Today's ARMs often have tighter caps on increases. But the Federal Reserve has had to raise rates so rapidly that even capped ARMs can see sharp payment increases. This will present challenges both for ARM borrowers and lenders over the next few years.

Home Values

Rising home prices can benefit lenders when home values increase faster than mortgage loan balances. This provides lenders more security if borrowers default. The lenders can foreclose and recover a higher property value.

However, rapid home price growth can also encourage looser lending standards and higher mortgage defaults during economic downturns. This occurred during the mid-2000s housing bubble.

Eventually, extremely high home prices must come back down to affordable levels. When prices correct lower, as they did after the housing bubble burst, homes may end up "underwater" with loan balances higher than deflated values.
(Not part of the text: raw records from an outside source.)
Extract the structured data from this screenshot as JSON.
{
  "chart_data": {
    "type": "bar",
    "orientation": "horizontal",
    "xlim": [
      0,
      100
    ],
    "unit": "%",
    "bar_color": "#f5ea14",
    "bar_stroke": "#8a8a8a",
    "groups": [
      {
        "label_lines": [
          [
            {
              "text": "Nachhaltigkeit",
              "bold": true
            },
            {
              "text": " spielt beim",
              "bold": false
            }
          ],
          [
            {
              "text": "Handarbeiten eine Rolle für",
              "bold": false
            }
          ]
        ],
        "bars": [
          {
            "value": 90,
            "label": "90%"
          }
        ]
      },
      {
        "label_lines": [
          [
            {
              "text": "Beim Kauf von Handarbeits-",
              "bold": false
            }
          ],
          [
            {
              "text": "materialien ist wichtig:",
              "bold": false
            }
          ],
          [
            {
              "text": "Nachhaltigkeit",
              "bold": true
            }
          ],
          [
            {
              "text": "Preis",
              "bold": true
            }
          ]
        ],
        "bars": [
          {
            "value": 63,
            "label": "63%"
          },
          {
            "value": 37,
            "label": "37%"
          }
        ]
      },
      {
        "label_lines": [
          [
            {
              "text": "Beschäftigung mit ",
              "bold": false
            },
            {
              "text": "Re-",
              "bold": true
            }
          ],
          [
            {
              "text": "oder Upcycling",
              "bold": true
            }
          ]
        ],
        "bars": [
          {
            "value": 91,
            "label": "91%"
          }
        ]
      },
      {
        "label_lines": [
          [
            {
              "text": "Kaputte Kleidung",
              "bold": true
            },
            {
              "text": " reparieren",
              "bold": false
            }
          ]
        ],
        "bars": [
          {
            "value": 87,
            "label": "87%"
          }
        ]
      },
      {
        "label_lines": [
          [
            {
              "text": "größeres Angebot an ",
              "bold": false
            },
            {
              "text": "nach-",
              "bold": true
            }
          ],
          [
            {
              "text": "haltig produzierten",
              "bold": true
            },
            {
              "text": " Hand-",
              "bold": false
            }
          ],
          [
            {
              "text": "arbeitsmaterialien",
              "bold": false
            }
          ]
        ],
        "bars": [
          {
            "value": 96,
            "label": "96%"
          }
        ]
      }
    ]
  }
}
This provides little foreclosure recovery for lenders and increases losses.

Therefore, stable moderate home appreciation, rather than big price swings, provides the best scenario for lenders. High inflation often comes with rapidly rising and falling home values, which lenders need to manage carefully.

Operational Costs

Inflation doesn't only affect interest rates and borrowers. Lenders themselves face higher operating expenses too. As wages, property prices, technology tools, and other business costs rise, this squeezes profit margins.

Lenders must find ways to become more efficient and raise fees to maintain profitability. Otherwise, high inflation can transform what had been a healthy interest rate spread into an unprofitable lending environment.
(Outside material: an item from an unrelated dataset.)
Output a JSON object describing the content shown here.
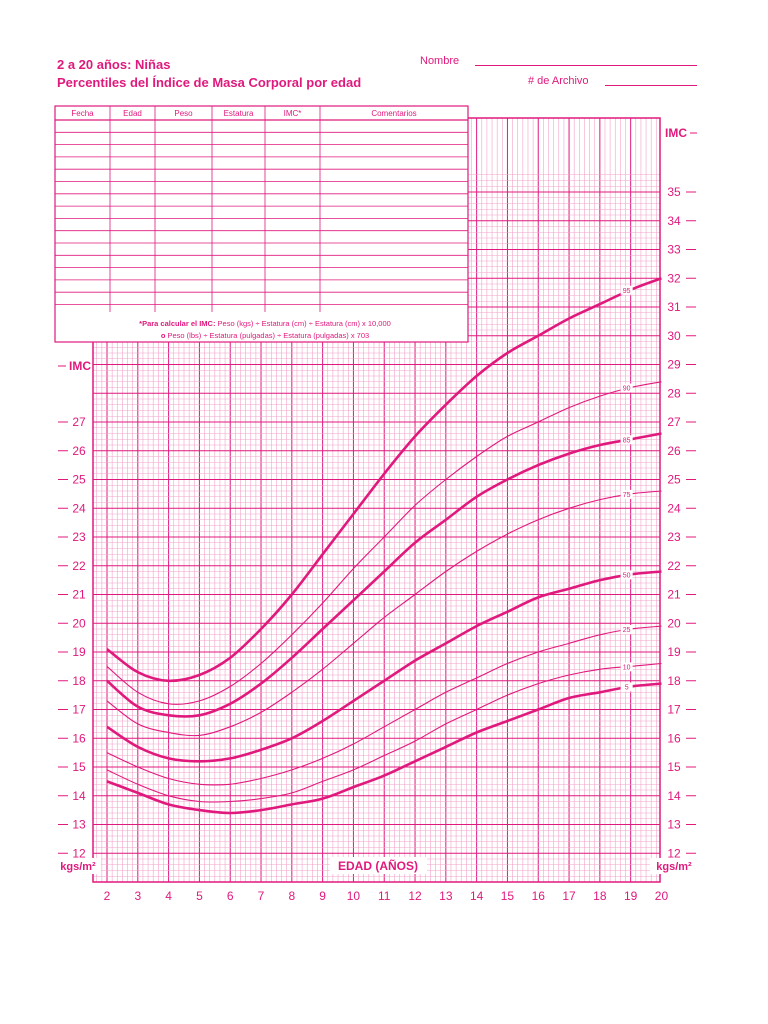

The Last Major Inflation Period

The late 1970s/early 1980s provides a good case study for how high inflation can wreak havoc on lending. Double-digit inflation led to mortgage rates spiking over 18%. Defaults skyrocketed, especially for people who had taken out ARMs.
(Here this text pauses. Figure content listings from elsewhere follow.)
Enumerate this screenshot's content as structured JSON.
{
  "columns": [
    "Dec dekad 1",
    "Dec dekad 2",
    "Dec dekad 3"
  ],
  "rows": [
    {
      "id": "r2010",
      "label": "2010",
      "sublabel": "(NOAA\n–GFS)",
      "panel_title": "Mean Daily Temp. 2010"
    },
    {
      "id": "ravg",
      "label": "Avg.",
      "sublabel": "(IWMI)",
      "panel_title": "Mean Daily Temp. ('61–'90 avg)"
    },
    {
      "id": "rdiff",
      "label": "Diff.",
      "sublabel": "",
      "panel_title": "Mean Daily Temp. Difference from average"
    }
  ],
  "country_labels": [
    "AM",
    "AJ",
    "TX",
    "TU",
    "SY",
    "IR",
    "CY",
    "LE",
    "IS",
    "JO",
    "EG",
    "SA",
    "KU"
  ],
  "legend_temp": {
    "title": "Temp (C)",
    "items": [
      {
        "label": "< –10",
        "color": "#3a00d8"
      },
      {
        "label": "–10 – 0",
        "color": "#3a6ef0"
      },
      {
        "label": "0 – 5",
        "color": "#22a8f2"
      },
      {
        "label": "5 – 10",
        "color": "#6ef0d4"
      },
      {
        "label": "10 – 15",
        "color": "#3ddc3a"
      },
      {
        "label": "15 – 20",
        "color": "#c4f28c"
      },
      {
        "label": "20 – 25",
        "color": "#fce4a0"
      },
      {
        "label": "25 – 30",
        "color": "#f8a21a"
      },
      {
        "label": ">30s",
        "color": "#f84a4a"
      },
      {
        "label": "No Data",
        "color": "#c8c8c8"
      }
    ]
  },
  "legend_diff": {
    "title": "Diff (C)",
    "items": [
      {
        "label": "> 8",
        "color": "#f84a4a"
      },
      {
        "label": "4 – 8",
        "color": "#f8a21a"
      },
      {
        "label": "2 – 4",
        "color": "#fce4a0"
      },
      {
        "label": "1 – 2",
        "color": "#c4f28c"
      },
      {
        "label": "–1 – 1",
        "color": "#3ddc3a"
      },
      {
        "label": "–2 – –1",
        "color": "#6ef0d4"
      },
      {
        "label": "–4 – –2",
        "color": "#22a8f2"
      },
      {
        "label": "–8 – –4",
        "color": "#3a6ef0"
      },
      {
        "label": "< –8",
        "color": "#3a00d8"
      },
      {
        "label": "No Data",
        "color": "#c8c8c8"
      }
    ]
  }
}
Lenders faced massive losses, and many savings and loan institutions failed. Accounting rules at the time exacerbated the crisis, as they allowed banks to count unrealized gains on long-term bonds as current income. When interest rates later fell, those paper profits turned to large losses.

The entire savings and loan industry struggled. Of around 4,000 S&Ls in the early 1980s, over 1,300 failed by the end of the decade. The government had to take over and close hundreds of insolvent thrifts.

Could That Happen Again?

Critics raise concerns that lenders today are ignoring the potential impacts of inflation based on false confidence that "this time is different." However, there are some important differences between the high inflationary period of the 1970s/1980s and today:

  • More prudent capital requirements help ensure lenders have enough reserves to weather downturns.
  • Adjustable-rate mortgagecaps prevent rates from spiking as high.
  • Lending standards have been tighter in recent decades, especially for mortgages.
  • The Federal Reserve has more tools, like its bond buying programs, to intervene if needed.
  • The economy is less dependent on volatile manufacturing and commodities today.

While these factors should help, if inflation remains stubbornly high, it will strain both lenders and borrowers. The Fed would likely need to keep interest rates elevated for years, putting downward pressure on lending and growth.

Key strategies lenders should consider to navigate inflation risks include:

  • Maintaining conservative underwriting standards, even if competitive pressures build to lower them.
  • Keeping a healthy level of loan loss reserves.
  • Using interest rate hedges and other tactics to manage unpredictable rate swings.
  • Diversifying lending products to reduce reliance on areas like ARMs and jumbos.
  • Focusing on fee income opportunities so rising rates also improve net interest margins.
  • Controlling operating costs wherever possible.
  • Keeping a close watch on portfolio performance trends to catch any deterioration early.

With prudent preparation and adaptable strategies as conditions change, lenders can manage through inflationary periods. While the current environment presents challenges, the lending industry today is in a stronger position compared to previous decades.